Publisher: W. W. Norton & Company
ISBN: 9780393319620
Category : History
Languages : en
Pages : 452
Book Description
Freedom is the cornerstone of his sweeping narrative that focuses not only congressional debates and political treatises since the Revolution but how the fight for freedom took place on plantation and picket lines and in parlors and bedrooms.
Azadi
Author: Arundhati Roy
Publisher: Haymarket Books
ISBN: 164259380X
Category : Political Science
Languages : en
Pages : 229
Book Description
The chant of "Azadi!"—Urdu for "Freedom!"—is the slogan of the freedom struggle in Kashmir against what Kashmiris see as the Indian Occupation. Ironically, it also became the chant of millions on the streets of India against the project of Hindu Nationalism. Even as Arundhati Roy began to ask what lay between these two calls for Freedom—a chasm or a bridge?—the streets fell silent. Not only in India, but all over the world. The coronavirus brought with it another, more terrible understanding of Azadi, making a nonsense of international borders, incarcerating whole populations, and bringing the modern world to a halt like nothing else ever could. In this series of electrifying essays, Arundhati Roy challenges us to reflect on the meaning of freedom in a world of growing authoritarianism. The essays include meditations on language, public as well as private, and on the role of fiction and alternative imaginations in these disturbing times. The pandemic, she says, is a portal between one world and another. For all the illness and devastation it has left in its wake, it is an invitation to the human race, an opportunity, to imagine another world.

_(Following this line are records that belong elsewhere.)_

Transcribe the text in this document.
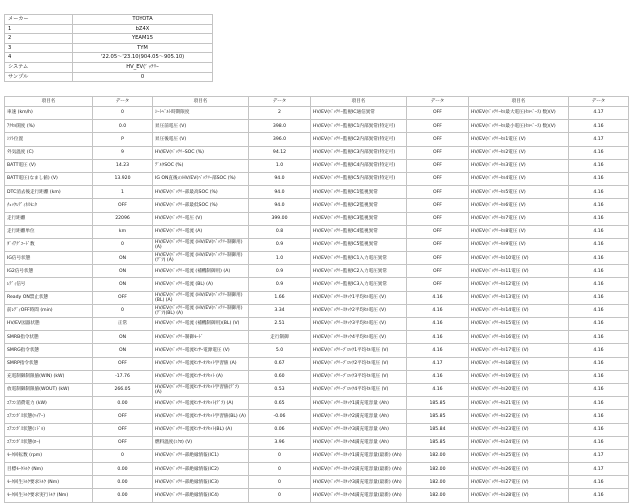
メーカー	TOYOTA
1	bZ4X
2	YEAM15
3	TYM
4	'22.05〜'23.10(904.05〜905.10)
システム	HV_EV(ʼ ｯﾃﾘｰ
サンプル	0
項目名	データ	項目名	データ	項目名	データ	項目名	データ
車速 (km/h)	0	ｼｰﾄﾍﾞﾙﾄ時期限度	2	HV/EV(ﾊﾞｯﾃﾘｰ監視IC通信異常	OFF	HV/EV(ﾊﾞｯﾃﾘｰｾﾙ最大電圧(ｾﾙﾍﾞｰｽ) 数)(V)	4.17
ｱｸｾﾙ開度 (%)	0.0	昇圧前電圧 (V)	398.0	HV/EV(ﾊﾞｯﾃﾘｰ監視IC1内部異常(特定可)	OFF	HV/EV(ﾊﾞｯﾃﾘｰｾﾙ最小電圧(ｾﾙﾍﾞｰｽ) 数)(V)	4.16
ｼﾌﾄ位置	P	昇圧後電圧 (V)	396.0	HV/EV(ﾊﾞｯﾃﾘｰ監視IC2内部異常(特定可)	OFF	HV/EV(ﾊﾞｯﾃﾘｰｾﾙ1電圧 (V)	4.17
外気温度 (C)	9	HV/EV(ﾊﾞｯﾃﾘｰSOC (%)	94.12	HV/EV(ﾊﾞｯﾃﾘｰ監視IC3内部異常(特定可)	OFF	HV/EV(ﾊﾞｯﾃﾘｰｾﾙ2電圧 (V)	4.16
BATT電圧 (V)	14.23	ﾃﾞﾙﾀSOC (%)	1.0	HV/EV(ﾊﾞｯﾃﾘｰ監視IC4内部異常(特定可)	OFF	HV/EV(ﾊﾞｯﾃﾘｰｾﾙ3電圧 (V)	4.16
BATT電圧(なまし値) (V)	13.920	IG ON直後のHV/EV(ﾊﾞｯﾃﾘｰ部SOC (%)	94.0	HV/EV(ﾊﾞｯﾃﾘｰ監視IC5内部異常(特定可)	OFF	HV/EV(ﾊﾞｯﾃﾘｰｾﾙ4電圧 (V)	4.16
DTC消去後走行距離 (km)	1	HV/EV(ﾊﾞｯﾃﾘｰ部最高SOC (%)	94.0	HV/EV(ﾊﾞｯﾃﾘｰ監視IC1監視異常	OFF	HV/EV(ﾊﾞｯﾃﾘｰｾﾙ5電圧 (V)	4.16
ﾁｪｯｸﾚﾃﾞｨﾈｽﾓﾆﾀ	OFF	HV/EV(ﾊﾞｯﾃﾘｰ部最低SOC (%)	94.0	HV/EV(ﾊﾞｯﾃﾘｰ監視IC2監視異常	OFF	HV/EV(ﾊﾞｯﾃﾘｰｾﾙ6電圧 (V)	4.16
走行距離	22096	HV/EV(ﾊﾞｯﾃﾘｰ電圧 (V)	399.00	HV/EV(ﾊﾞｯﾃﾘｰ監視IC3監視異常	OFF	HV/EV(ﾊﾞｯﾃﾘｰｾﾙ7電圧 (V)	4.16
走行距離単位	km	HV/EV(ﾊﾞｯﾃﾘｰ電流 (A)	0.8	HV/EV(ﾊﾞｯﾃﾘｰ監視IC4監視異常	OFF	HV/EV(ﾊﾞｯﾃﾘｰｾﾙ8電圧 (V)	4.16
ﾀﾞｲｱｸﾞｺｰﾄﾞ数	0	HV/EV(ﾊﾞｯﾃﾘｰ電流 (HV/EV(ﾊﾞｯﾃﾘｰ制御用) (A)	0.9	HV/EV(ﾊﾞｯﾃﾘｰ監視IC5監視異常	OFF	HV/EV(ﾊﾞｯﾃﾘｰｾﾙ9電圧 (V)	4.16
IG信号状態	ON	HV/EV(ﾊﾞｯﾃﾘｰ電流 (HV/EV(ﾊﾞｯﾃﾘｰ制御用)(ﾃﾞﾌ) (A)	1.0	HV/EV(ﾊﾞｯﾃﾘｰ監視IC1入力電圧異常	OFF	HV/EV(ﾊﾞｯﾃﾘｰｾﾙ10電圧 (V)	4.16
IG2信号状態	ON	HV/EV(ﾊﾞｯﾃﾘｰ電流 (補機制御用) (A)	0.9	HV/EV(ﾊﾞｯﾃﾘｰ監視IC2入力電圧異常	OFF	HV/EV(ﾊﾞｯﾃﾘｰｾﾙ11電圧 (V)	4.16
ﾚﾃﾞｨ信号	ON	HV/EV(ﾊﾞｯﾃﾘｰ電流 (BL) (A)	0.9	HV/EV(ﾊﾞｯﾃﾘｰ監視IC3入力電圧異常	OFF	HV/EV(ﾊﾞｯﾃﾘｰｾﾙ12電圧 (V)	4.16
Ready ON禁止状態	OFF	HV/EV(ﾊﾞｯﾃﾘｰ電流 (HV/EV(ﾊﾞｯﾃﾘｰ制御用)(BL) (A)	1.66	HV/EV(ﾊﾞｯﾃﾘｰｽﾀｯｸ1平均ｾﾙ電圧 (V)	4.16	HV/EV(ﾊﾞｯﾃﾘｰｾﾙ13電圧 (V)	4.16
前ﾚﾃﾞｨOFF時間 (min)	0	HV/EV(ﾊﾞｯﾃﾘｰ電流 (HV/EV(ﾊﾞｯﾃﾘｰ制御用)(ﾃﾞﾌ)(BL) (A)	3.34	HV/EV(ﾊﾞｯﾃﾘｰｽﾀｯｸ2平均ｾﾙ電圧 (V)	4.16	HV/EV(ﾊﾞｯﾃﾘｰｾﾙ14電圧 (V)	4.16
HV/EV図器状態	正常	HV/EV(ﾊﾞｯﾃﾘｰ電流 (補機制御用)(BL) (V)	2.51	HV/EV(ﾊﾞｯﾃﾘｰｽﾀｯｸ3平均ｾﾙ電圧 (V)	4.16	HV/EV(ﾊﾞｯﾃﾘｰｾﾙ15電圧 (V)	4.16
SMRB指令状態	ON	HV/EV(ﾊﾞｯﾃﾘｰ制御ﾓｰﾄﾞ	走行制御	HV/EV(ﾊﾞｯﾃﾘｰｽﾀｯｸ4平均ｾﾙ電圧 (V)	4.16	HV/EV(ﾊﾞｯﾃﾘｰｾﾙ16電圧 (V)	4.16
SMRG指令状態	ON	HV/EV(ﾊﾞｯﾃﾘｰ電流ｾﾝｻｰ電源電圧 (V)	5.0	HV/EV(ﾊﾞｯﾃﾘｰﾌﾞﾛｯｸ1平均ｾﾙ電圧 (V)	4.16	HV/EV(ﾊﾞｯﾃﾘｰｾﾙ17電圧 (V)	4.16
SMRP指令状態	OFF	HV/EV(ﾊﾞｯﾃﾘｰ電流ｾﾝｻｰｵﾌｾｯﾄ学習値 (A)	0.67	HV/EV(ﾊﾞｯﾃﾘｰﾌﾞﾛｯｸ2平均ｾﾙ電圧 (V)	4.17	HV/EV(ﾊﾞｯﾃﾘｰｾﾙ18電圧 (V)	4.16
充電制御制限値(WIN) (kW)	-17.76	HV/EV(ﾊﾞｯﾃﾘｰ電流ｾﾝｻｰｵﾌｾｯﾄ (A)	0.60	HV/EV(ﾊﾞｯﾃﾘｰﾌﾞﾛｯｸ3平均ｾﾙ電圧 (V)	4.16	HV/EV(ﾊﾞｯﾃﾘｰｾﾙ19電圧 (V)	4.16
放電制御制限値(WOUT) (kW)	266.05	HV/EV(ﾊﾞｯﾃﾘｰ電流ｾﾝｻｰｵﾌｾｯﾄ学習値(ﾃﾞﾌ) (A)	0.53	HV/EV(ﾊﾞｯﾃﾘｰﾌﾞﾛｯｸ4平均ｾﾙ電圧 (V)	4.16	HV/EV(ﾊﾞｯﾃﾘｰｾﾙ20電圧 (V)	4.16
ｴｱｺﾝ消費電力 (kW)	0.00	HV/EV(ﾊﾞｯﾃﾘｰ電流ｾﾝｻｰｵﾌｾｯﾄ(ﾃﾞﾌ) (A)	0.65	HV/EV(ﾊﾞｯﾃﾘｰｽﾀｯｸ1満充電容量 (Ah)	185.85	HV/EV(ﾊﾞｯﾃﾘｰｾﾙ21電圧 (V)	4.16
ｴｱｺﾝｶﾞｽ状態(ﾊｲｱｰ)	OFF	HV/EV(ﾊﾞｯﾃﾘｰ電流ｾﾝｻｰｵﾌｾｯﾄ学習値(BL) (A)	-0.06	HV/EV(ﾊﾞｯﾃﾘｰｽﾀｯｸ2満充電容量 (Ah)	185.85	HV/EV(ﾊﾞｯﾃﾘｰｾﾙ22電圧 (V)	4.16
ｴｱｺﾝｶﾞｽ状態(ﾐﾄﾞﾙ)	OFF	HV/EV(ﾊﾞｯﾃﾘｰ電流ｾﾝｻｰｵﾌｾｯﾄ(BL) (A)	0.06	HV/EV(ﾊﾞｯﾃﾘｰｽﾀｯｸ3満充電容量 (Ah)	185.84	HV/EV(ﾊﾞｯﾃﾘｰｾﾙ23電圧 (V)	4.16
ｴｱｺﾝｶﾞｽ状態(ﾛｰ)	OFF	燃料温度(ﾐｸﾛ) (V)	3.96	HV/EV(ﾊﾞｯﾃﾘｰｽﾀｯｸ4満充電容量 (Ah)	185.85	HV/EV(ﾊﾞｯﾃﾘｰｾﾙ24電圧 (V)	4.16
ﾓｰﾀ回転数 (rpm)	0	HV/EV(ﾊﾞｯﾃﾘｰ部絶縁情報(IC1)	0	HV/EV(ﾊﾞｯﾃﾘｰｽﾀｯｸ1満充電容量(最新) (Ah)	182.00	HV/EV(ﾊﾞｯﾃﾘｰｾﾙ25電圧 (V)	4.17
目標ﾓｰﾀﾄﾙｸ (Nm)	0.00	HV/EV(ﾊﾞｯﾃﾘｰ部絶縁情報(IC2)	0	HV/EV(ﾊﾞｯﾃﾘｰｽﾀｯｸ2満充電容量(最新) (Ah)	182.00	HV/EV(ﾊﾞｯﾃﾘｰｾﾙ26電圧 (V)	4.17
ﾓｰﾀ回生ﾄﾙｸ要求ﾄﾙｸ (Nm)	0.00	HV/EV(ﾊﾞｯﾃﾘｰ部絶縁情報(IC3)	0	HV/EV(ﾊﾞｯﾃﾘｰｽﾀｯｸ3満充電容量(最新) (Ah)	182.00	HV/EV(ﾊﾞｯﾃﾘｰｾﾙ27電圧 (V)	4.16
ﾓｰﾀ回生ﾄﾙｸ要求実行ﾄﾙｸ (Nm)	0.00	HV/EV(ﾊﾞｯﾃﾘｰ部絶縁情報(IC4)	0	HV/EV(ﾊﾞｯﾃﾘｰｽﾀｯｸ4満充電容量(最新) (Ah)	182.00	HV/EV(ﾊﾞｯﾃﾘｰｾﾙ28電圧 (V)	4.16
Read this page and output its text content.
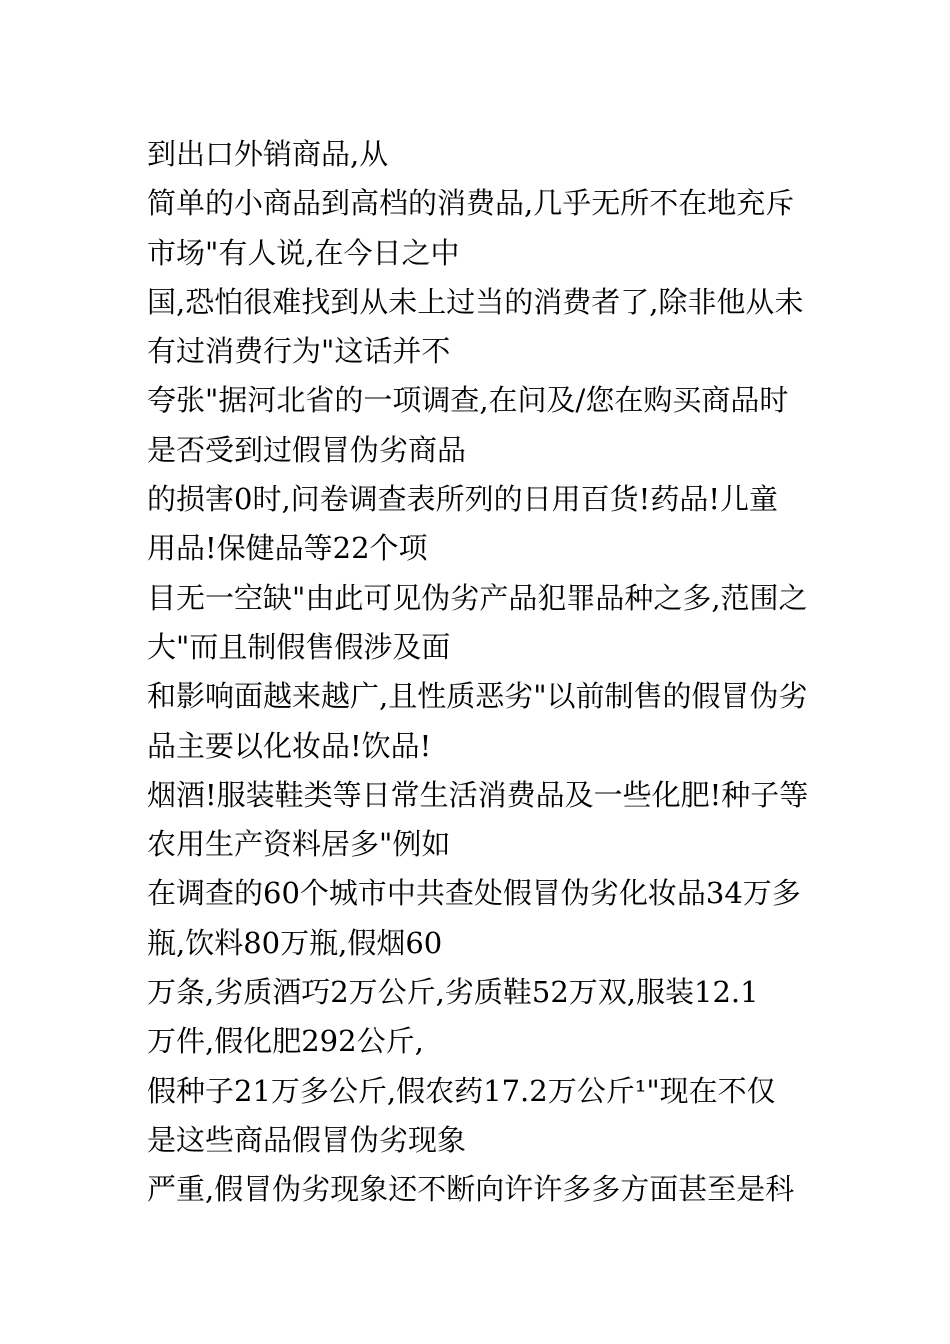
到出口外销商品,从
简单的小商品到高档的消费品,几乎无所不在地充斥
市场"有人说,在今日之中
国,恐怕很难找到从未上过当的消费者了,除非他从未
有过消费行为"这话并不
夸张"据河北省的一项调查,在问及/您在购买商品时
是否受到过假冒伪劣商品
的损害0时,问卷调查表所列的日用百货!药品!儿童
用品!保健品等22个项
目无一空缺"由此可见伪劣产品犯罪品种之多,范围之
大"而且制假售假涉及面
和影响面越来越广,且性质恶劣"以前制售的假冒伪劣
品主要以化妆品!饮品!
烟酒!服装鞋类等日常生活消费品及一些化肥!种子等
农用生产资料居多"例如
在调查的60个城市中共查处假冒伪劣化妆品34万多
瓶,饮料80万瓶,假烟60
万条,劣质酒巧2万公斤,劣质鞋52万双,服装12.1
万件,假化肥292公斤,
假种子21万多公斤,假农药17.2万公斤¹"现在不仅
是这些商品假冒伪劣现象
严重,假冒伪劣现象还不断向许许多多方面甚至是科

Publisher: Haymarket Books
ISBN: 164259380X
Category : Political Science
Languages : en
Pages : 229
Book Description
The chant of "Azadi!"—Urdu for "Freedom!"—is the slogan of the freedom struggle in Kashmir against what Kashmiris see as the Indian Occupation. Ironically, it also became the chant of millions on the streets of India against the project of Hindu Nationalism. Even as Arundhati Roy began to ask what lay between these two calls for Freedom—a chasm or a bridge?—the streets fell silent. Not only in India, but all over the world. The coronavirus brought with it another, more terrible understanding of Azadi, making a nonsense of international borders, incarcerating whole populations, and bringing the modern world to a halt like nothing else ever could. In this series of electrifying essays, Arundhati Roy challenges us to reflect on the meaning of freedom in a world of growing authoritarianism. The essays include meditations on language, public as well as private, and on the role of fiction and alternative imaginations in these disturbing times. The pandemic, she says, is a portal between one world and another. For all the illness and devastation it has left in its wake, it is an invitation to the human race, an opportunity, to imagine another world.